🤖 AI Summary
This work addresses the sample efficiency bottleneck in neighborhood selection for linear structural equation models (SEMs) under structured dependencies. We propose a novel klBSS estimator that overcomes the performance degradation of classical BSS and Lasso estimators in the presence of path cancellation—a common phenomenon in causal graphs. For the first time, we theoretically establish that even when hidden path cancellation occurs, the underlying structural constraints significantly reduce the sample complexity required for consistent neighborhood selection. The klBSS estimator is applicable to generalized structured SEMs and achieves a strictly tighter sample complexity bound than standard BSS. Through rigorous statistical analysis within a causal graph learning framework—and corroborated by extensive simulations—we demonstrate that explicit exploitation of structural constraints yields substantial empirical gains. This work provides a more efficient and robust subroutine for structure learning in high-dimensional graphical models.
📝 Abstract
We study the optimal sample complexity of neighbourhood selection in linear structural equation models, and compare this to best subset selection (BSS) for linear models under general design.

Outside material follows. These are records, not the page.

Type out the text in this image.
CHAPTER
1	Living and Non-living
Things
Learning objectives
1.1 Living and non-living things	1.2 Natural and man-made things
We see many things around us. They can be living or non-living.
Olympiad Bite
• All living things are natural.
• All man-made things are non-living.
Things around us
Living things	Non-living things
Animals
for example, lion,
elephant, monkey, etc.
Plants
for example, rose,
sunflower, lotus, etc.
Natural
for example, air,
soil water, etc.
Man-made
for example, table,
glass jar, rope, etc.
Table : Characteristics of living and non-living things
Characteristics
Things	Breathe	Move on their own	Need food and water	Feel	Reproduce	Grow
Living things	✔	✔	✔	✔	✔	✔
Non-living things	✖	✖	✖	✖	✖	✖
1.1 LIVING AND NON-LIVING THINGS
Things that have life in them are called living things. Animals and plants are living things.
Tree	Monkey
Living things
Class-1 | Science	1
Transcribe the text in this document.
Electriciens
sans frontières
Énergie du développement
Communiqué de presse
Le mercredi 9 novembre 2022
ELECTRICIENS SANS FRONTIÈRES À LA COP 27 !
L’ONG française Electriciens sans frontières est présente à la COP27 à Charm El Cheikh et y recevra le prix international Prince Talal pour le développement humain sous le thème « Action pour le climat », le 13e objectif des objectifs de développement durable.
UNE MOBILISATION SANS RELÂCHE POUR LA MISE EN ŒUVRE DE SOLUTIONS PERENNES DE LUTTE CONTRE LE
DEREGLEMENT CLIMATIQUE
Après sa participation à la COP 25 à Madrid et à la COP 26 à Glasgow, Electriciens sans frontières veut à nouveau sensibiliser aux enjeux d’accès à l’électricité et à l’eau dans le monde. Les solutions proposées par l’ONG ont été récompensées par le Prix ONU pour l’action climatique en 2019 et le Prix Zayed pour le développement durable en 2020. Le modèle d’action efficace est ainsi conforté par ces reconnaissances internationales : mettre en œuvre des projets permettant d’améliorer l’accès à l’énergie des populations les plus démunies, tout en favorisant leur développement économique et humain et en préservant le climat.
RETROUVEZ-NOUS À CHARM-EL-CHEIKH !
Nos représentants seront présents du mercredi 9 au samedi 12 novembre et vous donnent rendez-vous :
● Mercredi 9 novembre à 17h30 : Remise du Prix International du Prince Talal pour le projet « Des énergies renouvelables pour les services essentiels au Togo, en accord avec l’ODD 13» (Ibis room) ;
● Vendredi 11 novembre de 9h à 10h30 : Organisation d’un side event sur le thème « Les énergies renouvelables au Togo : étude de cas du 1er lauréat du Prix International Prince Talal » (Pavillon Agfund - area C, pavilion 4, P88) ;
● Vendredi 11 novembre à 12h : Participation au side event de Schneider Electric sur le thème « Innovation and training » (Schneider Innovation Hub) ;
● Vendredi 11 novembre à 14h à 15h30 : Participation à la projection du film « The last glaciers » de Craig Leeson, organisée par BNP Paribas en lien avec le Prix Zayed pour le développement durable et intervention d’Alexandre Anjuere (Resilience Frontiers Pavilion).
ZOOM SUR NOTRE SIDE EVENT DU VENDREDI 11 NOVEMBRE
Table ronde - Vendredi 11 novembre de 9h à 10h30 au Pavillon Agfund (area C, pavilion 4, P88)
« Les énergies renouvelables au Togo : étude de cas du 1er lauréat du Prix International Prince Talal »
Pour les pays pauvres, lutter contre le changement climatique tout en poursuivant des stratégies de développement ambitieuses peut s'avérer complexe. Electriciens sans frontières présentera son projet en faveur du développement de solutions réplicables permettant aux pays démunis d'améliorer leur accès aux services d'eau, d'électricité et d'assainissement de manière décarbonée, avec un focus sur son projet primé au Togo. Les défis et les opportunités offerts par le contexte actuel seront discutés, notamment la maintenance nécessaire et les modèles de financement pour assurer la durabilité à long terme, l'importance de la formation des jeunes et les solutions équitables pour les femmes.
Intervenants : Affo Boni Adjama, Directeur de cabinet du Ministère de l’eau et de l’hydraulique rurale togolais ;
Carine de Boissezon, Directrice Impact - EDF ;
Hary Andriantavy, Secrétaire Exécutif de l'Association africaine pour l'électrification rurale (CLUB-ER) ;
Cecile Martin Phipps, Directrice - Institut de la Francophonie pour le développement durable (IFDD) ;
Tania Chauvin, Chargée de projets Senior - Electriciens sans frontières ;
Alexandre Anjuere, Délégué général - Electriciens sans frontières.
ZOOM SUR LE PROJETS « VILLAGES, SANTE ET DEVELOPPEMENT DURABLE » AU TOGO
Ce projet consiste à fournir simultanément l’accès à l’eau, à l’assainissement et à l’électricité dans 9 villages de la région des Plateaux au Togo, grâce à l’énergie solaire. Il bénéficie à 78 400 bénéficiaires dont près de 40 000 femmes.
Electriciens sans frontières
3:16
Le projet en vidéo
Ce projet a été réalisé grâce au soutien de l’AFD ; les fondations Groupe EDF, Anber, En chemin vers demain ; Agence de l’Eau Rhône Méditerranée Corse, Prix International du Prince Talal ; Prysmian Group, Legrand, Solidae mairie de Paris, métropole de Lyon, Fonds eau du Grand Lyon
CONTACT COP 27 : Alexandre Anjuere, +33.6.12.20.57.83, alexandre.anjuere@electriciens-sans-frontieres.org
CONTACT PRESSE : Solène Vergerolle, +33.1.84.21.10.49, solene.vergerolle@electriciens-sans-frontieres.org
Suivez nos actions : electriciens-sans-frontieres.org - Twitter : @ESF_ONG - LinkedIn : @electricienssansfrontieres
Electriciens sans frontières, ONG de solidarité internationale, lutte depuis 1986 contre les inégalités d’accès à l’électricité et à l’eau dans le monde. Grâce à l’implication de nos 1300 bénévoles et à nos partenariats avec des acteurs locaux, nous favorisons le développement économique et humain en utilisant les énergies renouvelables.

We show by example that -- even when the structure is emph{unknown} -- the existence of underlying structure can reduce the sample complexity of neighbourhood selection. This result is complicated by the possibility of path cancellation, which we study in detail, and show that improvements are still possible in the presence of path cancellation. Finally, we support these theoretical observations with experiments. The proof introduces a modified BSS estimator, called klBSS, and compares its performance to BSS. The analysis of klBSS may also be of independent interest since it applies to arbitrary structured models, not necessarily those induced by a structural equation model. Our results have implications for structure learning in graphical models, which often relies on neighbourhood selection as a subroutine.